Charles Gauthier-Ouellette | Port Littéraire

Vittorio Pessin | Le Délit

En me connectant ce matin sur Facebook, mon fil d’actualités me propose de commenter une photo datant d’il y a quelques années. Ce rappel du passé s’accompagne de tous les messages de l’époque, archivés à la minute près avec leur lot de « J’aime ». Pourtant, je n’en garde aucun souvenir. Cette impossibilité de l’oubli, maladie contemporaine transmise par les médias, est décortiquée dans le plus récent livre de Rafaële Germain, Un présent infini. Dans cet essai, l’auteure explore notre rapport à la mémoire à travers des adresses et réflexions à l’intention de son père, mort il y a quelques années des suites d’une tumeur au cerveau.

Comment penser cette chose qu’est la mémoire ? Pour Rafaële Germain, il s’agissait tout d’abord d’une « entreprise essentielle à qui voulait survivre dans un monde imprévisible ». Puis, peu à peu, l’Homme s’est distancié de la simple mémoire sensorielle, car faillible, pour se doter de technologies lui permettant une plus grande précision (rouleau de cire, ensuite papier et maintenant l’ordinateur). Ce deus ex machina contemporain qu’est le web et tous ses dérivés archive les informations et il devient « impossible qu’ils soient oubliés ». La conservation de nos données et photographies croît exponentiellement : il suffit de comparer le nombre de photos prises durant l’entièreté de notre enfance et celui de notre actuel compte Instagram. Cela crée une surabondance de souvenirs et extériorise, par le fait même, notre mémoire. À cet effet, elle note l’un des constats de son père, dans lequel il se vante presque de posséder « cette chose qui allait devenir de plus en plus rare, un passé presque entièrement intérieur ».

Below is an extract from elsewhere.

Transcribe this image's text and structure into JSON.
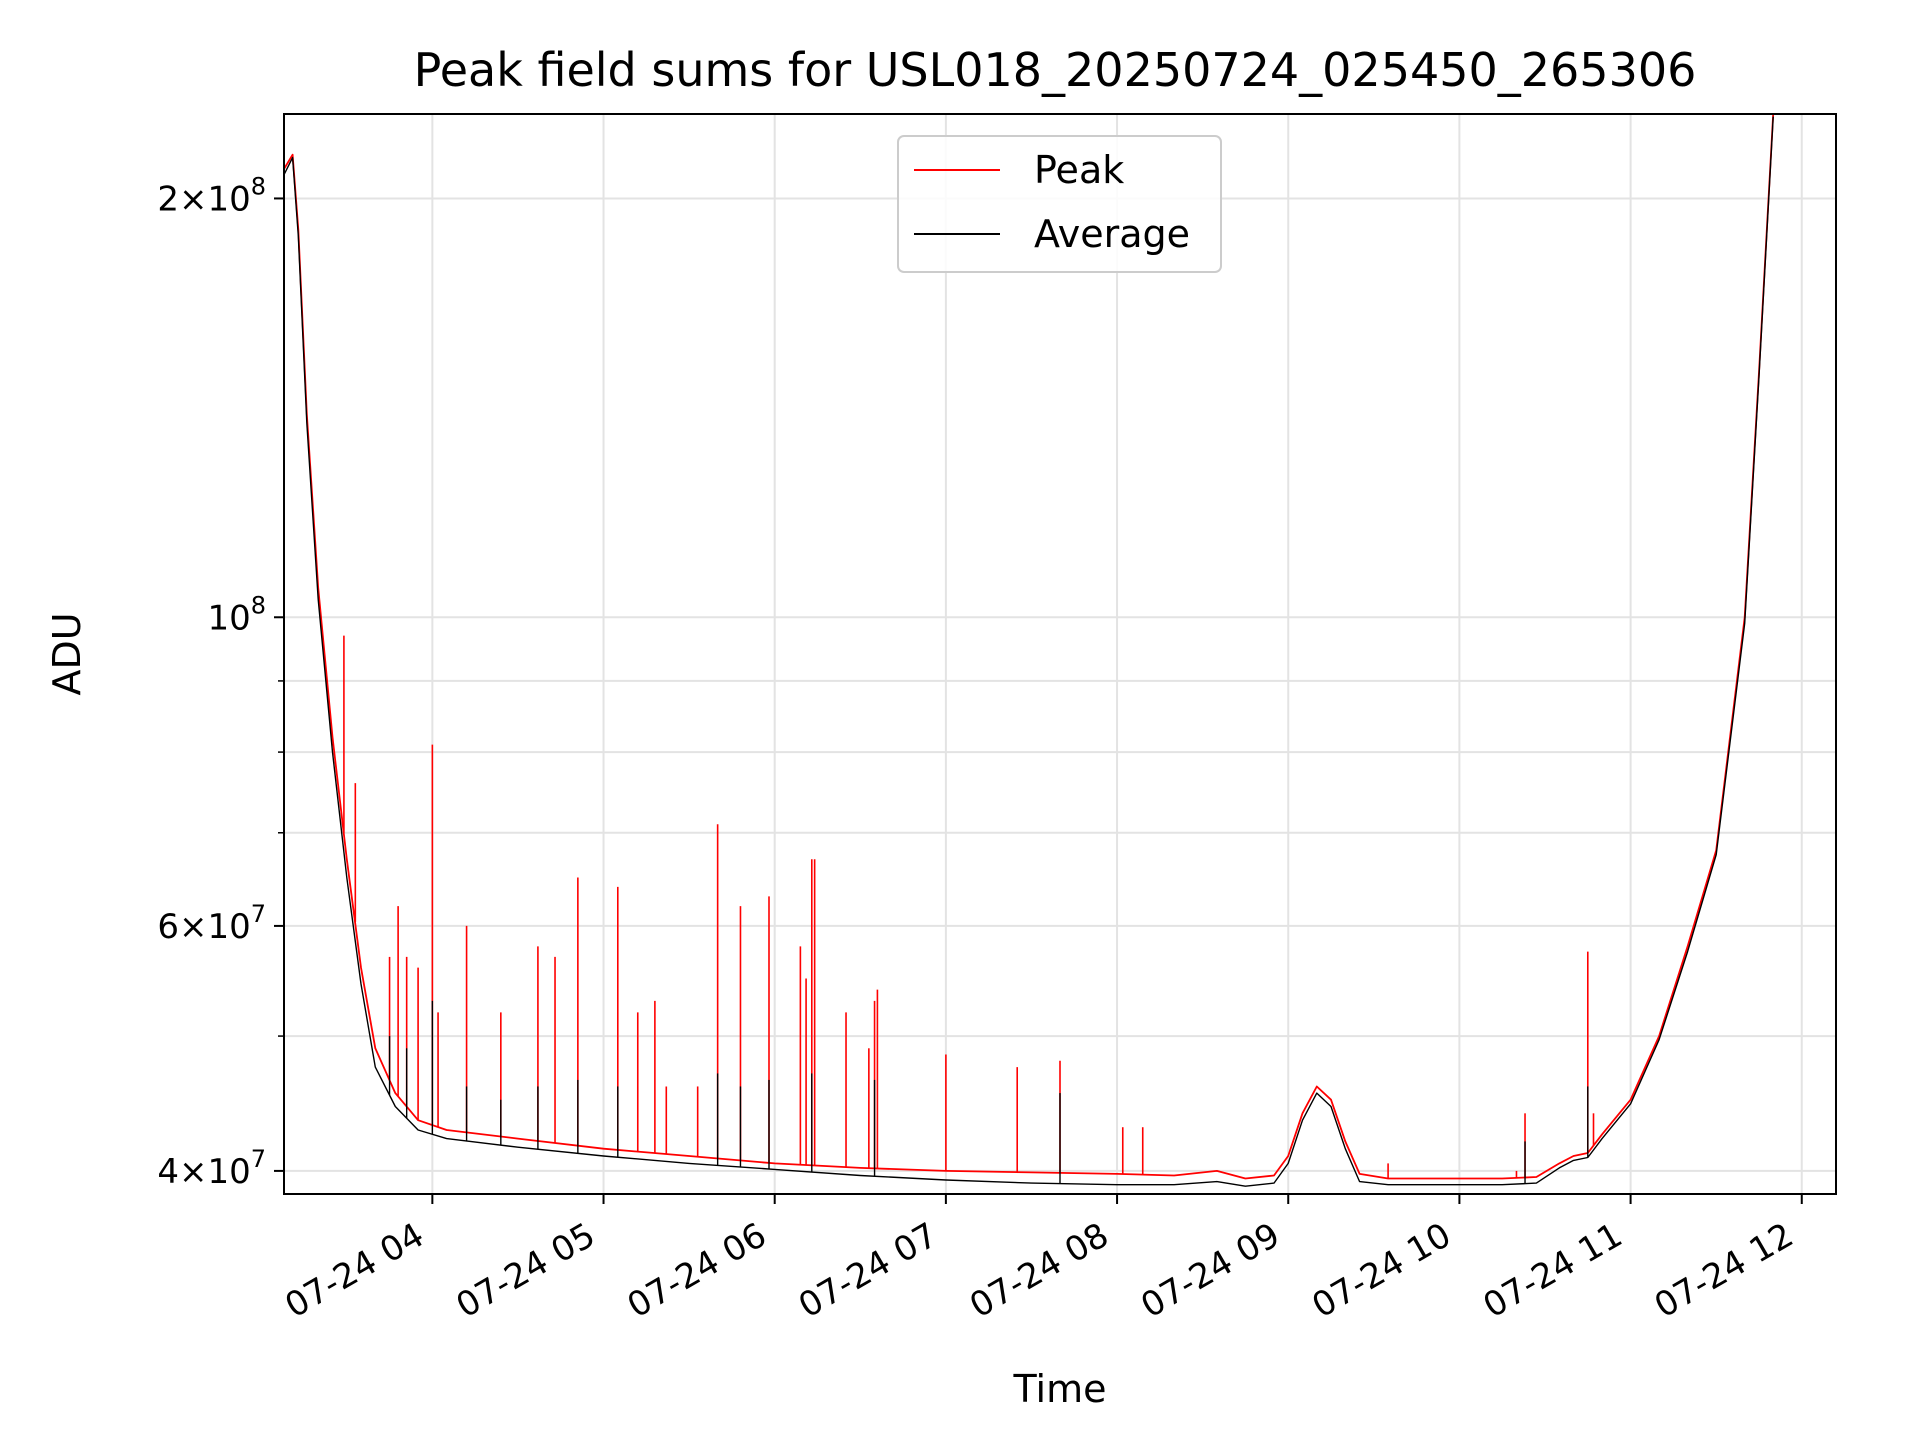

Sans être alarmiste – comme peuvent l’être certains épisodes de la série Black Mirror – l’auteure se questionne sur cette nouvelle réalité, où « tout le monde a maintenant des squelettes […] dans le placard ». En soulevant ce questionnement, elle explore les nouvelles relations sociales qui semblent marquées par la disparition du vrai dans la représentation, tel que l’a théorisé Guy Debord. Notre plus récente photo aura-t-elle assez de « J’aime », devrait-on commenter le plus récent fait politique au risque de provoquer, etc. (je me permets un renvoi à l’épisode « Nosedive » de la série mentionnée précédemment pour pimenter votre prochaine soirée). L’essayiste formule un constat clair : il va falloir s’adapter à la technologie. Ces ajustements se produisent déjà à notre insu ; elle constate, par exemple, que plus personne ne mémorise les numéros de téléphone d’autrui.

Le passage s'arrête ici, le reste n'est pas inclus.